Over this decade there have been two surgeons in particular – Freddie Fu and Charlie Brown – who have done a lot of work on “Where’s the right place to put the ACL?”
[Published 2010]
And the researchers have looked – Freddie Fu in particular – really hard at the anatomy again in the lab, in the cadavers, on CT, on MRI and so on, and what they have discovered is that all these years we have been way out on our tunnel positioning on both the tibia and the femur! So there was this vogue to do 'double-bundle' procedures – two tunnels on the tibia and two tunnels on the femur – to recreate a more anatomical ACL. That procedure has not really taken off as no one can show at the moment a real advantage to the patients either in the clinic or there is no way of testing to say if it is any better than a single bundle. And I think most of us feel at the moment that probably double bundle is not the way to go. There is this famous phrase ‘double bundle double trouble – just keep it simple’. However, what has spun out of all their research is particularly on the femur people were miles out on where they were putting it despite the big debate over the last ten years of the best way of drilling the femur. The traditional way is to do the tibial tunnel first, come up into the femur and then drill the femur. You were very fixed. Once you had drilled that tibial tunnel you had to go that way to drill the femur.

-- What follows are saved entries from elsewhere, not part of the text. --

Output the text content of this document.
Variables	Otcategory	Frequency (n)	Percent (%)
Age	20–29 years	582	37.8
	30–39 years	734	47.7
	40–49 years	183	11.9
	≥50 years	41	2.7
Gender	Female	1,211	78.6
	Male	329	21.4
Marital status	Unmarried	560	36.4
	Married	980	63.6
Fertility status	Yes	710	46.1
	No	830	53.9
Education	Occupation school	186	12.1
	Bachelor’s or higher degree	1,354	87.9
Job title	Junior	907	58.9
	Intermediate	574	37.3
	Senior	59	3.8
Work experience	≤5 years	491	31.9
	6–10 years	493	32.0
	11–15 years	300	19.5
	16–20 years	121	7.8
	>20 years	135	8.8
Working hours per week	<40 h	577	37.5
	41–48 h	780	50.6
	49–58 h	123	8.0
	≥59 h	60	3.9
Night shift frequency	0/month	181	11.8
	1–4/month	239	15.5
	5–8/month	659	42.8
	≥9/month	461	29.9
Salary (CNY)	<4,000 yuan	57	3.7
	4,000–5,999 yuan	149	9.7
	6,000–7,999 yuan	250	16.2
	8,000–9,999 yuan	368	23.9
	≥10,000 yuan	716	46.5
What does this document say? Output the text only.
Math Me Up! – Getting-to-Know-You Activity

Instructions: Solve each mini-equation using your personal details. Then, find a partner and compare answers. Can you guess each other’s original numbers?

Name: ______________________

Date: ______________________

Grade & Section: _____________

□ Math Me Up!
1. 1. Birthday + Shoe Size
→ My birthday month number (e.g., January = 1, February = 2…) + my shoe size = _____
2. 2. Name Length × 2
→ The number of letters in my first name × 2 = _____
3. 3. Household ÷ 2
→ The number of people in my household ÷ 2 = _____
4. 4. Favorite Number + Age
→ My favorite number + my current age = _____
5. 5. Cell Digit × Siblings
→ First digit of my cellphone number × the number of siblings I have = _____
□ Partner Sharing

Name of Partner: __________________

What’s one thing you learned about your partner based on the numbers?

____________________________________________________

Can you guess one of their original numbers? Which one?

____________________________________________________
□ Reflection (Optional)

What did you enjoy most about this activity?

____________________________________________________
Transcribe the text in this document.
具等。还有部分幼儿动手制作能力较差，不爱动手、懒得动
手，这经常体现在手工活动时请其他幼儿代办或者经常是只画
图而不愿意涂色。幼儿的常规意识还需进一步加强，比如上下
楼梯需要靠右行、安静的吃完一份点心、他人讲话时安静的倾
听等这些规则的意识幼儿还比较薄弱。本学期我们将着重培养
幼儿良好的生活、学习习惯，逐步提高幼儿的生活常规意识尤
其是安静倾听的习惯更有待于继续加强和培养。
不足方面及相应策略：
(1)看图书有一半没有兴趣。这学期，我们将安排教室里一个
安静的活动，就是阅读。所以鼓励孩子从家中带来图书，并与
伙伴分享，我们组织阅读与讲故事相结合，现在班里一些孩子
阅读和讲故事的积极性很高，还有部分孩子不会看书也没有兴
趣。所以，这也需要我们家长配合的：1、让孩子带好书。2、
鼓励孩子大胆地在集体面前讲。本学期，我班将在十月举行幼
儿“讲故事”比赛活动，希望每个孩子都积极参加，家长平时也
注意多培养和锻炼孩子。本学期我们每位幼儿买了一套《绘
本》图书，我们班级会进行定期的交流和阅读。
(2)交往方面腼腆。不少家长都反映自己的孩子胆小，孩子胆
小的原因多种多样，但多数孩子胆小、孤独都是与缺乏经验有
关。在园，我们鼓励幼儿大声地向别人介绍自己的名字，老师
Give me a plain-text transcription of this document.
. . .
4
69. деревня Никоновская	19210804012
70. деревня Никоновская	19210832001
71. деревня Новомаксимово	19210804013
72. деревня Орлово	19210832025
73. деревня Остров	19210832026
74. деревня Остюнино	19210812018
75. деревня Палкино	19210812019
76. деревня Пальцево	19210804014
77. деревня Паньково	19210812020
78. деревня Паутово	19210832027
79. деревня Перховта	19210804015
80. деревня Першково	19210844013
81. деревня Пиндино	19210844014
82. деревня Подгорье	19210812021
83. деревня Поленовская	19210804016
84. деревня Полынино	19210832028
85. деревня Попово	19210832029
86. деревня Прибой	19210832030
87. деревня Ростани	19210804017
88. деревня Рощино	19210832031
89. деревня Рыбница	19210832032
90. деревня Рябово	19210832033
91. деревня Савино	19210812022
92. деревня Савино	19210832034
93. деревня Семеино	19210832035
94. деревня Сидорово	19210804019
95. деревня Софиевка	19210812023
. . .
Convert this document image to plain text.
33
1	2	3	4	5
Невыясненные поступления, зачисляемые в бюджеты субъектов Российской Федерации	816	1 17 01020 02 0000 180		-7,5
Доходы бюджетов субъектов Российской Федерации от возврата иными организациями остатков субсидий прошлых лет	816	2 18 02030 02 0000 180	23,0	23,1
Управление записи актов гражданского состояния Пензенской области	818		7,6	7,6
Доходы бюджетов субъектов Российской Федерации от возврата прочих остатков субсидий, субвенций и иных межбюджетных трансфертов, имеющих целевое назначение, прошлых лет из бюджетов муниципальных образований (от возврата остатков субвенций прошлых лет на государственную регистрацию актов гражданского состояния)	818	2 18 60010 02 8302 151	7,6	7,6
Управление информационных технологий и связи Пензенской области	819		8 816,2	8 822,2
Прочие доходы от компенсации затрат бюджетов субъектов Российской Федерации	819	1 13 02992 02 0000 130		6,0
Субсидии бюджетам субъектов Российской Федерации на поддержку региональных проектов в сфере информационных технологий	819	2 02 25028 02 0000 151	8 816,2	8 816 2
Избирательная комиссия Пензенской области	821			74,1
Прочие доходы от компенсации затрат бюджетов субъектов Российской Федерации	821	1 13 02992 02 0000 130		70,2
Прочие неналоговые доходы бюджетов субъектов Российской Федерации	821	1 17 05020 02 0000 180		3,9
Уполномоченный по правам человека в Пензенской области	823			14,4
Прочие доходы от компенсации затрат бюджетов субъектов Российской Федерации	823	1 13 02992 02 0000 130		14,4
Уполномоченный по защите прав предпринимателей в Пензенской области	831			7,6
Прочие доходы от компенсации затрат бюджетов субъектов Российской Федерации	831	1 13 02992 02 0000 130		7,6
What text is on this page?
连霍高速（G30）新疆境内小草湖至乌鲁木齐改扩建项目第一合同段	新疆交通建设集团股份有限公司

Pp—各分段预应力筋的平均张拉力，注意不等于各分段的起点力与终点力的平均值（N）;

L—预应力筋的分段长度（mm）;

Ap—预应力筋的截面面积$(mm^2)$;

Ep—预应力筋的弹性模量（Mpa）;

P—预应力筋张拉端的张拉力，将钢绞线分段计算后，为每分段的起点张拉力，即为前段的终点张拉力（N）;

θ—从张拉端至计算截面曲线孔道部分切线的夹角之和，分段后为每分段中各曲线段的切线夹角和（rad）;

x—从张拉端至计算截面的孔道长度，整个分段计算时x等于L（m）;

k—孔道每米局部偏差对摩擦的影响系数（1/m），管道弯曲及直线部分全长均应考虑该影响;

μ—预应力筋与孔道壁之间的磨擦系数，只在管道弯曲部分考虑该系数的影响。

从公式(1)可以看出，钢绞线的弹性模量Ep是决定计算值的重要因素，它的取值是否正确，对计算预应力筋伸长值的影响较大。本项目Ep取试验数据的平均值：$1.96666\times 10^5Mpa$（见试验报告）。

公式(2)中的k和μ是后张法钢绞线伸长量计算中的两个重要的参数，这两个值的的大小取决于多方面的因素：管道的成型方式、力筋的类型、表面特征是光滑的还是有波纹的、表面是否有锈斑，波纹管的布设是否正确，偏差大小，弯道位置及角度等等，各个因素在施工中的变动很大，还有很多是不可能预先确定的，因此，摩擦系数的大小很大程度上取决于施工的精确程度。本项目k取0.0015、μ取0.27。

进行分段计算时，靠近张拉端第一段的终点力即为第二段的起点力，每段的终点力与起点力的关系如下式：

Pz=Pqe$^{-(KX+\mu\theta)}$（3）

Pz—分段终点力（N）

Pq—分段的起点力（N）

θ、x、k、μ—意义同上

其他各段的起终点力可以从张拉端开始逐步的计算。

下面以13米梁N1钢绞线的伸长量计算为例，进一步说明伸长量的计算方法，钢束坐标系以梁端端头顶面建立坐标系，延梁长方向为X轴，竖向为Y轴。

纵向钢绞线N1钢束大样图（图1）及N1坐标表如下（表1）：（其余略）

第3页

So the Australians came up with this idea of trans-portal drilling where you drill the femoral tunnel and the tibial tunnel independently. So you drill the femoral tunnel first and you drill it through the medial portal with the knee really bent up (well that is the way I like to do it). We all thought we had been doing it brilliantly – we had been viewing from the lateral side and drilling from the medial side. But what is really interesting is that if you look from the medial side and you drill from the medial side you realise that we all tend to put the femoral tunnel a bit too high and a bit too towards the midline and we are not around the clock face enough. We need to bring it lower in the femur as you look at it and you need to bring it actually surprisingly less posterior than we have been putting it but below where we had been putting it. Tim Spalding did a brilliant presentation at BASK looking at all the evidence – everyone’s CTs and everyone’s MRI scans and what everyone is saying. He has worked out that actually if you measured the distance on the medial side – you put in a ruler and you take a halfway point from the back of the femur and the articular surface at the front in the notch below the so-called registrar’s ridge (intercondylar ridge) – if you take midpoint that is the centre of the ACL and it is a long long way away from where people have been traditionally drilling it.
So everyone is now desperately trying to develop a nice technique for doing an anatomical ACL reconstruction in a way that can be replicated by your average surgeon. At the moment the only way of doing it is to look from the medial side and do all the work from the medial side and that is quite difficult you know. It’s quite a small little area that you are working in and it is possible but it is fiddly. Arthrex has developed these nice jigs for drilling – you basically pass a guide wire into the knee and then you externally turn the end of the wire, it has a little crank on it, and it cranks open a little drill and it allows you then to back the drill into the femur – they are called flip cutters - and are absolutely fantastic. I am hoping to develop a new technique so that you actually look from the medial side and do all the work from the lateral side with some special instruments that go around the corner into the notch and allow you to prepare the femur, mark the femur and then accept this drill bit.